AHRQ report reveals scarcity of research

May 1, 2013

AHRQ finds knowledge, research are lacking when attempting to find what works or does not work for helping children exposed to trauma.

 

When children are exposed to trauma, our knowledge of what helps and what does not is very limited, according to a comparative effectiveness review prepared for the Agency for Healthcare Research and Quality (AHRQ).

The report, from the RTI International-University of North Carolina at Chapel Hill Evidence-based Practice Center, looked only at interventions for children exposed to trauma other than maltreatment or family violence and concluded, “Our findings may be interpreted as a call to action: Psychotherapeutic intervention may be beneficial relative to no treatment, but far more research is required to produce definitive guidance on the comparative effectiveness of psychotherapeutic or pharmacological interventions targeting children exposed to trauma, some of whom already have symptoms.”

In addition, a companion review due out this spring looks at treatment of maltreated children and has found similar limitations “in volume and type of evidence.”

“Both reviews conclude that strong recommendations cannot be made based on the findings,” the authors said.

In a commentary on the current report in Pediatrics, Denise Dowd, MD, MPH, calls this evidence “indeed paltry,” pointing out that it comes in the face of exponential growth in understanding of the impact of childhood trauma exposure on physical and mental health.

The AHRQ-sponsored study notes that although nearly two-thirds of children and adolescents go through at least 1 traumatic event and most do not suffer a long-term impact, some do develop traumatic stress syndromes, including posttraumatic stress disorder (PTSD).

After looking at a total of 6,647 articles from standard databases and sources, the authors excluded all but 506 after reviewing the abstracts. They then excluded most of the others for reasons such as a high risk of bias or wrong population or publication type. They finally included 22 studies in the review.

One reason for the exclusion of many studies, the authors noted, was that they did not look at children whose source of trauma was not maltreatment or family violence. Even among those 22 studies, there was such a variety of components, including medication dose and frequency, family member involvement, and mode and method of delivery, that it challenged “attempts to combine or categorize interventions,” they said. In addition, each of the studies looked at a unique intervention, so there was no replication of findings.

“No pharmacotherapy intervention demonstrated effectiveness,” the authors said.

Some school-based treatments that included elements of cognitive behavior therapy (CBT) appear promising in terms of “the magnitude and precision of effects found.” However, there was less compelling evidence for interventions for children who already had symptoms, even though those interventions did have elements of CBT.
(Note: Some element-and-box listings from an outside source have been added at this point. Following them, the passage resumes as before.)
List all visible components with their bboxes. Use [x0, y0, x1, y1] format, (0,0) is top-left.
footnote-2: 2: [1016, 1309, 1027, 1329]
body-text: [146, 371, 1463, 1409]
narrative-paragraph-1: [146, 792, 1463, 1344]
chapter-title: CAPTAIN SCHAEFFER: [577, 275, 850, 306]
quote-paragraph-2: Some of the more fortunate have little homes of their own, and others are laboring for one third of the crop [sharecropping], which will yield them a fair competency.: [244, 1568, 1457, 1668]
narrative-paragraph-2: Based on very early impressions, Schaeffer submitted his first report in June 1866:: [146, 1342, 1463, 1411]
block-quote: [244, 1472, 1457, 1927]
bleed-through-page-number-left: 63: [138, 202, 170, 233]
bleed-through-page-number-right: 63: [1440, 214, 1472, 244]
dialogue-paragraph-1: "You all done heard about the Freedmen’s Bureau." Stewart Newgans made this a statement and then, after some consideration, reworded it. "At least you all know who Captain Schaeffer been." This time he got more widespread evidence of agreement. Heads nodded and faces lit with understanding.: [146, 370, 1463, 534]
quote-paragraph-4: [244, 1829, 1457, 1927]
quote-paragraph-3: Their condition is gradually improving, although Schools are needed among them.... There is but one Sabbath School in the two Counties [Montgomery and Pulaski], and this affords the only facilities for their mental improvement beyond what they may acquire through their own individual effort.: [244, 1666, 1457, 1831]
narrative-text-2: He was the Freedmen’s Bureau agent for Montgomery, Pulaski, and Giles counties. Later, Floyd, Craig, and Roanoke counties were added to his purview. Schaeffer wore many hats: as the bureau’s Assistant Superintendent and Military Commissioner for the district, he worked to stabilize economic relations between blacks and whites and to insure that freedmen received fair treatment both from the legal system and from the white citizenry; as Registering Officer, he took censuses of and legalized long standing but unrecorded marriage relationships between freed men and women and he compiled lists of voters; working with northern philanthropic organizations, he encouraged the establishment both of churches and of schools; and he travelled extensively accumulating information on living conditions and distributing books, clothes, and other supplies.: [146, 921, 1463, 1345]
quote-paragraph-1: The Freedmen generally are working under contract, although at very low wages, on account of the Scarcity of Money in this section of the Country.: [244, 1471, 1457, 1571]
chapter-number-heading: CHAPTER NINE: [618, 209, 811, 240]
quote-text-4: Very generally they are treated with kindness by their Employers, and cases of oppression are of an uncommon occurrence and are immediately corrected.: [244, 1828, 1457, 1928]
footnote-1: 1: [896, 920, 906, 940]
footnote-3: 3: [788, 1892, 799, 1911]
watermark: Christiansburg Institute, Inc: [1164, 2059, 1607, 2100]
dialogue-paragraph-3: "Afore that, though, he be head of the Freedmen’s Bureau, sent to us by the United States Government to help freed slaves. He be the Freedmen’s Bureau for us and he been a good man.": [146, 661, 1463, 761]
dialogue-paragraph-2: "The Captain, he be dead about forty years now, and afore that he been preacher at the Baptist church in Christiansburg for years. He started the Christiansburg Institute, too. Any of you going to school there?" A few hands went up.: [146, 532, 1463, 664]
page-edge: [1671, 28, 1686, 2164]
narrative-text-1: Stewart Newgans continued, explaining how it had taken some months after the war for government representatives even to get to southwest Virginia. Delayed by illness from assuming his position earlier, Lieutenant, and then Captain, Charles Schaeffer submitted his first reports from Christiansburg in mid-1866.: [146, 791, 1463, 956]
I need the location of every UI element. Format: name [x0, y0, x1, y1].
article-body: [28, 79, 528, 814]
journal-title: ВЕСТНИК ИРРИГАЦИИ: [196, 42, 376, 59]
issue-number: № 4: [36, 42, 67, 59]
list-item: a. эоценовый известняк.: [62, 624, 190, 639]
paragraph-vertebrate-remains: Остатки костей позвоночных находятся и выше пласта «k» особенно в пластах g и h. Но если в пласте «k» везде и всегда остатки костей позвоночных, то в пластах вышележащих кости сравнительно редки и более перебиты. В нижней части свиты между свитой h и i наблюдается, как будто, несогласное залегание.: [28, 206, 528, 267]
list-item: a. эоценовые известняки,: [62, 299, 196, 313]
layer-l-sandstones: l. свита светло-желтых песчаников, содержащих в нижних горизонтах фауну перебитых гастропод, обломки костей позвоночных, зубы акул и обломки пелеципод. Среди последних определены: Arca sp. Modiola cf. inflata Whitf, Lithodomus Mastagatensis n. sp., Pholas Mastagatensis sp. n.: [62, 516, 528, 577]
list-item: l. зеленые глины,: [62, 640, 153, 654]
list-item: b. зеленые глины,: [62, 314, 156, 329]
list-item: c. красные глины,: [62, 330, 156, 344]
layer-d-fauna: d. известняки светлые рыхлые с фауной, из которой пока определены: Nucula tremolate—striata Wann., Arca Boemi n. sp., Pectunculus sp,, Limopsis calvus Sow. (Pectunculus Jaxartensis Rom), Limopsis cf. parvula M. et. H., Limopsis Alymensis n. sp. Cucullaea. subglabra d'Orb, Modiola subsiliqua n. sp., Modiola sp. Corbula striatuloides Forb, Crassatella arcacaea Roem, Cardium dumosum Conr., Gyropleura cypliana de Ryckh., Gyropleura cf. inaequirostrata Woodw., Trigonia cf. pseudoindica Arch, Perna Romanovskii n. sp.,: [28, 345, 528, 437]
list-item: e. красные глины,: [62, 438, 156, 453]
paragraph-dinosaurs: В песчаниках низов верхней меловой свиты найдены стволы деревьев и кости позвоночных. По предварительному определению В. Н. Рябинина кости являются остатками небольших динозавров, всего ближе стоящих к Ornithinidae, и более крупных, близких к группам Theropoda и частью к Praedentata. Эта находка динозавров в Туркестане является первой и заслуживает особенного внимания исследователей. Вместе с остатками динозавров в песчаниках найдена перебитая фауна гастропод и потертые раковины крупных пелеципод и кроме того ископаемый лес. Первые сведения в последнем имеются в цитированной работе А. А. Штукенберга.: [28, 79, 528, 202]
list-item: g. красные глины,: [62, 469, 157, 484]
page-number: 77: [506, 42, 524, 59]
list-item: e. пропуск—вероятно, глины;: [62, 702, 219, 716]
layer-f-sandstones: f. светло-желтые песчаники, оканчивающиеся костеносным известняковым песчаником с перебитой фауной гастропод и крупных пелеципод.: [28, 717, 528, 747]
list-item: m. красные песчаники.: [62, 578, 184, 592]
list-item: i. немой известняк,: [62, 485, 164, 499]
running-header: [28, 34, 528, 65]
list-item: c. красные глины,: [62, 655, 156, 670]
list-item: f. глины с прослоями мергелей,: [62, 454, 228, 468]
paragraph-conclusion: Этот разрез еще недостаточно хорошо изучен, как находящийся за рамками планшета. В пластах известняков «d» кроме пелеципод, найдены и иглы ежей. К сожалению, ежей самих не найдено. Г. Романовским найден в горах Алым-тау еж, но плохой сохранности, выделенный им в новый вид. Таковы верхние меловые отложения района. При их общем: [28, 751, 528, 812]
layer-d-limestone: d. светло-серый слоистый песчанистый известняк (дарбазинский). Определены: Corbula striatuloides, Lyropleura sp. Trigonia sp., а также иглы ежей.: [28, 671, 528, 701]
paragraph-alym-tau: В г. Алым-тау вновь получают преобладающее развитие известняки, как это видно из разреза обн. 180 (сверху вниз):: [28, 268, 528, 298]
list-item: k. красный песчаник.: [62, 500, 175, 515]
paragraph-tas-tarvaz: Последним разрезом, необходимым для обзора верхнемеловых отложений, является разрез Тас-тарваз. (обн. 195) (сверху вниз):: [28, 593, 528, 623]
With most studies looking at short-term outcomes, there was no insight on interventions’ impact on long-term development, the report indicates. Also, there was little evidence on how effectiveness might vary by child characteristics, and none on treatment characteristics or setting.

In addition, the authors said, “We also found almost no evidence on harms associated with psychological treatments. Only pharmacological interventions attempted to assess harms in this vulnerable population.”

The authors suggest that given this preliminary evidence, clinicians and policymakers may want to focus on therapies that have some evidence of effectiveness, and clinicians may want to “create patient-centered treatments composed of specific components of several interventions that have particular theoretical, evidence-based, or anecdotal benefits.”

Dowd, the commentary writer who is professor and injury researcher at the University of Missouri-Kansas City, said that professionals, including social workers, psychologists, physicians, and educators, identify and intervene when children are exposed to trauma but added, “They fail to take advantage of the depth and breadth of each other’s knowledge and insight.”

The report, “Child and Adolescent Exposure to Trauma: Comparative Effectiveness of Interventions, Addressing Trauma Other Than Maltreatment or Family Violence,” is available on the AHRQ Web site, www.effectivehealthcare.ahrq.gov.